Trojan Horse Packed with Resumes
"I get a lot of people who want to do lunch without necessarily telling me why," says Matthew Strebe, chief technology officer at Connetic, an information technology services provider in Cardiff, California. "If I can't get a straight answer in one email, that's the end of it."
You're also not doing yourself any favors by hiding the fact that you're going to ask for a favor. Networkers who don't lay it on the line will never earn the respect and assistance they're looking for.
Enough About You
If you think there's no point in showing curiosity about the professional activities of a contact that is much more accomplished, you're wrong. "The bad practice is putting attention on ourselves rather than on others," says Fisher. It's better to let your networking contact be the one to say, "Enough about me."
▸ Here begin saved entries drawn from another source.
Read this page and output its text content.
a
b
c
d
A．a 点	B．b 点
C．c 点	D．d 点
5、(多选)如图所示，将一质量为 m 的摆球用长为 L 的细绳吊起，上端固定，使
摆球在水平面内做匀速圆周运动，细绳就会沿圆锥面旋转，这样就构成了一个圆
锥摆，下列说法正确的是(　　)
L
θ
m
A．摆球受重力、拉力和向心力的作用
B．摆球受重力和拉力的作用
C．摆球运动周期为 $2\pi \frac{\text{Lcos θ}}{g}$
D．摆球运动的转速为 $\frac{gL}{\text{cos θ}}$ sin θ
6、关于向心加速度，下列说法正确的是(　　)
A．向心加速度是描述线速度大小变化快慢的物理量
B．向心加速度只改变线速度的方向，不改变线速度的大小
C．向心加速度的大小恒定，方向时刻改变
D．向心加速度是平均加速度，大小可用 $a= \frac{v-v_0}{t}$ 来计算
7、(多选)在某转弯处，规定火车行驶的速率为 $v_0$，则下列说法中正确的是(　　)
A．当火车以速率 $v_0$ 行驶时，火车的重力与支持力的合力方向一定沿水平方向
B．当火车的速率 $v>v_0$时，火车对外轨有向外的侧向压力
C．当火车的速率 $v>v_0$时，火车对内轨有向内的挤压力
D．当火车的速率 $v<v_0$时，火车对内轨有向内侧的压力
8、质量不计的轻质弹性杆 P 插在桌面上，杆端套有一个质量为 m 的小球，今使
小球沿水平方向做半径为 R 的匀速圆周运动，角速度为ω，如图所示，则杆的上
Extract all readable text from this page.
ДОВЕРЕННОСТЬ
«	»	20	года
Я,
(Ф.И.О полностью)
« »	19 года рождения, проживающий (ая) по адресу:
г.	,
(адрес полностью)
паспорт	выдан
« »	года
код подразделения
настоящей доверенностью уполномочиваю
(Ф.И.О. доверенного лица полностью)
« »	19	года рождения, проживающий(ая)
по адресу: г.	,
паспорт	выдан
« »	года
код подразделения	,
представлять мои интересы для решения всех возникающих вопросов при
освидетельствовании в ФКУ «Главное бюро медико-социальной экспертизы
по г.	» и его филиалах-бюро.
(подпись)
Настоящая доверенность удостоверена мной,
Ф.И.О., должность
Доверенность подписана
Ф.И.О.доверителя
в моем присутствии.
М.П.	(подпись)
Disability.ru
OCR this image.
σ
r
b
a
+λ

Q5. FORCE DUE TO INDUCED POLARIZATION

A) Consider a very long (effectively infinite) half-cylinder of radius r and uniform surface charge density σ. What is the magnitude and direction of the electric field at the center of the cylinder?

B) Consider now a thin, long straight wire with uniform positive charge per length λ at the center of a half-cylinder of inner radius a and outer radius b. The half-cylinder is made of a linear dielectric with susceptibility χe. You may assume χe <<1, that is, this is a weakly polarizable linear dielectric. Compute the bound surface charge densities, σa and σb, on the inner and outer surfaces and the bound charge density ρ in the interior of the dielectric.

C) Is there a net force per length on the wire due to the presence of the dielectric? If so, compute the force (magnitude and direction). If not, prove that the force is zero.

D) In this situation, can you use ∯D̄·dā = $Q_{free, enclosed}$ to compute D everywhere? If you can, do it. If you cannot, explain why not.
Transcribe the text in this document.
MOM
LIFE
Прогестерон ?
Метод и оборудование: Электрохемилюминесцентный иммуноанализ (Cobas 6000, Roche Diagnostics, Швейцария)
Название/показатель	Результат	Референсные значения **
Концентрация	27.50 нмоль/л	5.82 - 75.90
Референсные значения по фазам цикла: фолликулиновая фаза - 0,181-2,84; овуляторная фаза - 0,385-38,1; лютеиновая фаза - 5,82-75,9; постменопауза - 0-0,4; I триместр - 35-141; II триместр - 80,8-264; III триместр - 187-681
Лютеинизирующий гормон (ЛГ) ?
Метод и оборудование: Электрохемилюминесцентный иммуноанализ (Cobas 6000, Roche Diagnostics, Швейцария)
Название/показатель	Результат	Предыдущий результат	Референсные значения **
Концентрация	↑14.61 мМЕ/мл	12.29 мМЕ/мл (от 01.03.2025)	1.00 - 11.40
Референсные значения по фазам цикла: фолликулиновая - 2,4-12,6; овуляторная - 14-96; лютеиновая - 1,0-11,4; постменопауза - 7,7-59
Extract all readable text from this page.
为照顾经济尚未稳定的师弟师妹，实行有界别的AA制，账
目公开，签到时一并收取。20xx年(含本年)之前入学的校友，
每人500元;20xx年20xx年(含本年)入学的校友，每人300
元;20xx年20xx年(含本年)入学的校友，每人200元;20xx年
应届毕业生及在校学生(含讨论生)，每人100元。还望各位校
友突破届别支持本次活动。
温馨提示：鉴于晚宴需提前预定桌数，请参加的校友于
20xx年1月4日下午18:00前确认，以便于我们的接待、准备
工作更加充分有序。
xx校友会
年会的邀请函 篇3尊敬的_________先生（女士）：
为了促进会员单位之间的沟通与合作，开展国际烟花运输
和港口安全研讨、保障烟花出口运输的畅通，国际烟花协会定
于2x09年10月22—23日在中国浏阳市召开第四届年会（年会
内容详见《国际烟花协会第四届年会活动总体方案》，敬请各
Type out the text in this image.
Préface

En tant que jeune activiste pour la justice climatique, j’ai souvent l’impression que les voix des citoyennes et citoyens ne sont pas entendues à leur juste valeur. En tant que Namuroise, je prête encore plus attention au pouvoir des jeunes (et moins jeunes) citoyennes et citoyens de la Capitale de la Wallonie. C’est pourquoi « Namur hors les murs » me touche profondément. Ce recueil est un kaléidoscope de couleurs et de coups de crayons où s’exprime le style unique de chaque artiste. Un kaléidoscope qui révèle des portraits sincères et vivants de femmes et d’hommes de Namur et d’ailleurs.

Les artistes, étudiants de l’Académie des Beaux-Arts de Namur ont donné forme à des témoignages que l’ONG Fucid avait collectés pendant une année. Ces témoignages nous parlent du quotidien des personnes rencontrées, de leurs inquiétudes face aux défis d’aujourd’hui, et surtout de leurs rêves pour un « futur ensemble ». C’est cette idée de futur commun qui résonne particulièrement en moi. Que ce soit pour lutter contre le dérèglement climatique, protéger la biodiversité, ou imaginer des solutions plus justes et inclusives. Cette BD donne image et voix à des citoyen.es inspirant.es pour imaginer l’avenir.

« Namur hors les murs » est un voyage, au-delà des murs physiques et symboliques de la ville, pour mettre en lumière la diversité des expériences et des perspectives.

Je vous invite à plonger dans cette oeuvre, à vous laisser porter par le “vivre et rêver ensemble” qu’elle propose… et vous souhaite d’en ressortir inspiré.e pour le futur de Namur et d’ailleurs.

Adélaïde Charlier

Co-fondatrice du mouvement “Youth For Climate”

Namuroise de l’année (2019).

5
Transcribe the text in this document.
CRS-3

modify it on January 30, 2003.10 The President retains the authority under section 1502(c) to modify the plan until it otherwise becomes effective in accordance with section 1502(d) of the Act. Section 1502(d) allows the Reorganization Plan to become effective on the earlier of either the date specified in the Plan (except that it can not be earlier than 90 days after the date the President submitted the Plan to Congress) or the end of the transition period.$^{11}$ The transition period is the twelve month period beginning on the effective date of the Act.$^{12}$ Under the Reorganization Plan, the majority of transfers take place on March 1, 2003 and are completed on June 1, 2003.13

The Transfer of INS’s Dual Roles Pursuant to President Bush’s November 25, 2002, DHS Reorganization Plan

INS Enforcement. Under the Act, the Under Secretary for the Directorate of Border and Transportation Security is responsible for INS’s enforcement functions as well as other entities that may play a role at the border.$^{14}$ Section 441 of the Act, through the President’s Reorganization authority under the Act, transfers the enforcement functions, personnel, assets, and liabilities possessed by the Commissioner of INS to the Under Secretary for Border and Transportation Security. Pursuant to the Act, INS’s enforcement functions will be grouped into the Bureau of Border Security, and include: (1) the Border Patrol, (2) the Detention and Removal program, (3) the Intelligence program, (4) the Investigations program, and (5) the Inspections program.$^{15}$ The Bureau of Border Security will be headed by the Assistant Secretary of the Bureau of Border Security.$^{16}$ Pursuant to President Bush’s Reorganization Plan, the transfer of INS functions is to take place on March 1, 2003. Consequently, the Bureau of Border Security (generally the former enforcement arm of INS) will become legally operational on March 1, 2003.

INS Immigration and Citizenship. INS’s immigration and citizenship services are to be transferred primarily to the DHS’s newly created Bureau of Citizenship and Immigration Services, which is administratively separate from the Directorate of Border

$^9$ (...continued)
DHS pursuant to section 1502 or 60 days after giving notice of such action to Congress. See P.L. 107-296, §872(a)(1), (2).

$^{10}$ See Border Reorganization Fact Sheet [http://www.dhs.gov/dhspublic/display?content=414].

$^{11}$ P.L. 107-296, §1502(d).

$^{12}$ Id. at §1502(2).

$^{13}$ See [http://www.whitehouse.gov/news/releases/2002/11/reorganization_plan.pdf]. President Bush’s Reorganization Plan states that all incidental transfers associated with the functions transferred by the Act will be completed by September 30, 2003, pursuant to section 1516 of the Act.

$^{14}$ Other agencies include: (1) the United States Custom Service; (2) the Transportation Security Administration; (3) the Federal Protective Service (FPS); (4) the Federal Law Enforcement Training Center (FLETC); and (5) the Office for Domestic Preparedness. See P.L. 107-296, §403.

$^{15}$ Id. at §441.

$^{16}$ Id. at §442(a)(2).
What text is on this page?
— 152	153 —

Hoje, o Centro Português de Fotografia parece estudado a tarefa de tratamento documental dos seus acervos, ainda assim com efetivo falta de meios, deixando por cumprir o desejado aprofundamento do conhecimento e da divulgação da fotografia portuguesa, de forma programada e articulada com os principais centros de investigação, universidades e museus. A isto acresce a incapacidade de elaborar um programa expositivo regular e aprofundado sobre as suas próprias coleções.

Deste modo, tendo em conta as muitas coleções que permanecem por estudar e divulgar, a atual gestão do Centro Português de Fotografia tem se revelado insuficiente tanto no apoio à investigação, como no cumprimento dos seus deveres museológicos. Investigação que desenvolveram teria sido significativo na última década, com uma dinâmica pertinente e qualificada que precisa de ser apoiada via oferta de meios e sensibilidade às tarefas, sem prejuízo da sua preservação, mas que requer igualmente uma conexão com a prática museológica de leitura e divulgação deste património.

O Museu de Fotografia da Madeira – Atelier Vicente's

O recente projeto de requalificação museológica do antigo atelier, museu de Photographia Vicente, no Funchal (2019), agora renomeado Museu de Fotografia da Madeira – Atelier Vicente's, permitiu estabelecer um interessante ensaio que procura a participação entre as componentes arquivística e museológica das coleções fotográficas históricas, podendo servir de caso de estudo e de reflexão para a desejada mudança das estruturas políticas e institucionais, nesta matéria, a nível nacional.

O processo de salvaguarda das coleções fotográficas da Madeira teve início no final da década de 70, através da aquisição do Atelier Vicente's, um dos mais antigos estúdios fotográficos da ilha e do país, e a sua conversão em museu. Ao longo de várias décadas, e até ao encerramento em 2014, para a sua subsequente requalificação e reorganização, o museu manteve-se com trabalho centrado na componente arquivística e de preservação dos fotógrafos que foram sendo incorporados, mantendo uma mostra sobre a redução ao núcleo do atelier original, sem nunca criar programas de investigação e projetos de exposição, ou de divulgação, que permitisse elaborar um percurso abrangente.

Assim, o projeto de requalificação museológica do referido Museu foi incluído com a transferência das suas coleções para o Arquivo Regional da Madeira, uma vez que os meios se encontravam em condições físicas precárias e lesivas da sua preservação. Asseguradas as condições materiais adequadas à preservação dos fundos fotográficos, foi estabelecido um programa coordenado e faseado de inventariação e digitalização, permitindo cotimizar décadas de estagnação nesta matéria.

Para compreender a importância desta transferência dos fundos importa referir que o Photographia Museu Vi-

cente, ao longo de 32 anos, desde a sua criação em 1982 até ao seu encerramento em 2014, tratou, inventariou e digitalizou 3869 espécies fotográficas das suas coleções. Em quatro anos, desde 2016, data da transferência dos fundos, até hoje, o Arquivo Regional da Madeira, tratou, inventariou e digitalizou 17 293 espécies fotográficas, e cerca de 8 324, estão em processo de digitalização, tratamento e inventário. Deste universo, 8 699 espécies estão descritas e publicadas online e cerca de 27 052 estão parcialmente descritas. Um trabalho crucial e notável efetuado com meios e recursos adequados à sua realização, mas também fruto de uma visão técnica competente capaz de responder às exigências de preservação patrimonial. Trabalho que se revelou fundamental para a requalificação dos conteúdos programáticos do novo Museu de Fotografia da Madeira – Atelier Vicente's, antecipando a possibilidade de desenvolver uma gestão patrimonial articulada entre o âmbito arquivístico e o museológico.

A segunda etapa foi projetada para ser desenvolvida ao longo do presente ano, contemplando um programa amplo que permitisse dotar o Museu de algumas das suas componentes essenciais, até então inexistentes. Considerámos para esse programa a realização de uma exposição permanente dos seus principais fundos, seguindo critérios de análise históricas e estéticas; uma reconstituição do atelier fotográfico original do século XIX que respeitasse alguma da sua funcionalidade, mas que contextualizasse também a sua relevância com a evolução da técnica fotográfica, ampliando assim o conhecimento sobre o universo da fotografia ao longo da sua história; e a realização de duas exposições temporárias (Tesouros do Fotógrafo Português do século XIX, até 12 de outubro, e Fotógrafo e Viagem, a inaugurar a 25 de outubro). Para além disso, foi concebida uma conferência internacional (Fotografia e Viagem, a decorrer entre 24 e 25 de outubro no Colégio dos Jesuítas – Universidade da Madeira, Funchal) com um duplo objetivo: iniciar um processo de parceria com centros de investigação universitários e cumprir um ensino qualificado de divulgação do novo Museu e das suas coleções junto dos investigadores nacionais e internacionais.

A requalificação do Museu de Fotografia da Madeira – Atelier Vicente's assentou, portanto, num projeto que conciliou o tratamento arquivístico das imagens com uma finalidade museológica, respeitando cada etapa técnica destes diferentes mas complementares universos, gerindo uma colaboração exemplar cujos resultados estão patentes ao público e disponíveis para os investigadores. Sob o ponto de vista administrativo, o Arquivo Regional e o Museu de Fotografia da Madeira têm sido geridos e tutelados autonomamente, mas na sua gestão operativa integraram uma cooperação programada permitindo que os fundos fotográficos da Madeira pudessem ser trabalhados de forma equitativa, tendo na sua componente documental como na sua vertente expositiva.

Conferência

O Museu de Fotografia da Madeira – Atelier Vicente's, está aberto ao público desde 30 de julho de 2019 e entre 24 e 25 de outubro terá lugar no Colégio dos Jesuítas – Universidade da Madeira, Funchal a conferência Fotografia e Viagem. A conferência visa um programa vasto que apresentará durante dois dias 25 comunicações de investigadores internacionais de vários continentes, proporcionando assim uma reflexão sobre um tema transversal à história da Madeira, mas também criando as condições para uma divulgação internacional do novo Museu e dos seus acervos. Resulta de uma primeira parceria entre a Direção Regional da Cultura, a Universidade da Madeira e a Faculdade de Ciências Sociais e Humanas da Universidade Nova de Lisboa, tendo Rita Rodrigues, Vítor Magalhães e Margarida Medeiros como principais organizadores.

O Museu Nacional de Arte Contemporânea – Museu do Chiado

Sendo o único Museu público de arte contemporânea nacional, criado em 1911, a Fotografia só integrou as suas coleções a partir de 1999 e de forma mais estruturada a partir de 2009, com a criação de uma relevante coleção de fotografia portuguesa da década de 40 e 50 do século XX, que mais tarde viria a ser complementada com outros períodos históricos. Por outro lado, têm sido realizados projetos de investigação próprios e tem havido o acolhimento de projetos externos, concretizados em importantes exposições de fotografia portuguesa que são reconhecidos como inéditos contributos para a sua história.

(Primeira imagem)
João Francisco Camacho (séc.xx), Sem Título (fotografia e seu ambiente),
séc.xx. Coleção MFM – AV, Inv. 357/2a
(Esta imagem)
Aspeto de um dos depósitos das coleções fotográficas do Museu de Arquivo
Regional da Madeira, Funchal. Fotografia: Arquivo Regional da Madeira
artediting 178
Networking is about building and maintaining relationships, and that means you must be willing to give as well as take. It requires reciprocation and unselfishness to cultivate a true environment of mutual benefit and success. Be willing to ask questions, listen and be truly interested in what the other person has to say. Think about different ways that you can help them. This essential quid pro quo will allow both parties to reap rewards in the end.
"The most toxic people take and take and take," says Free Agent Nation author Dan Pink, who was a chief speechwriter for Al Gore during his vice presidency. "Not only is that annoying and unpleasant, it's also a crappy strategy."
Avoid toxic networking by putting yourself in your contact's shoes. If you wouldn't want to be hounded by an overbearing, grouchy know-it-all with a bad attitude, then don't be one.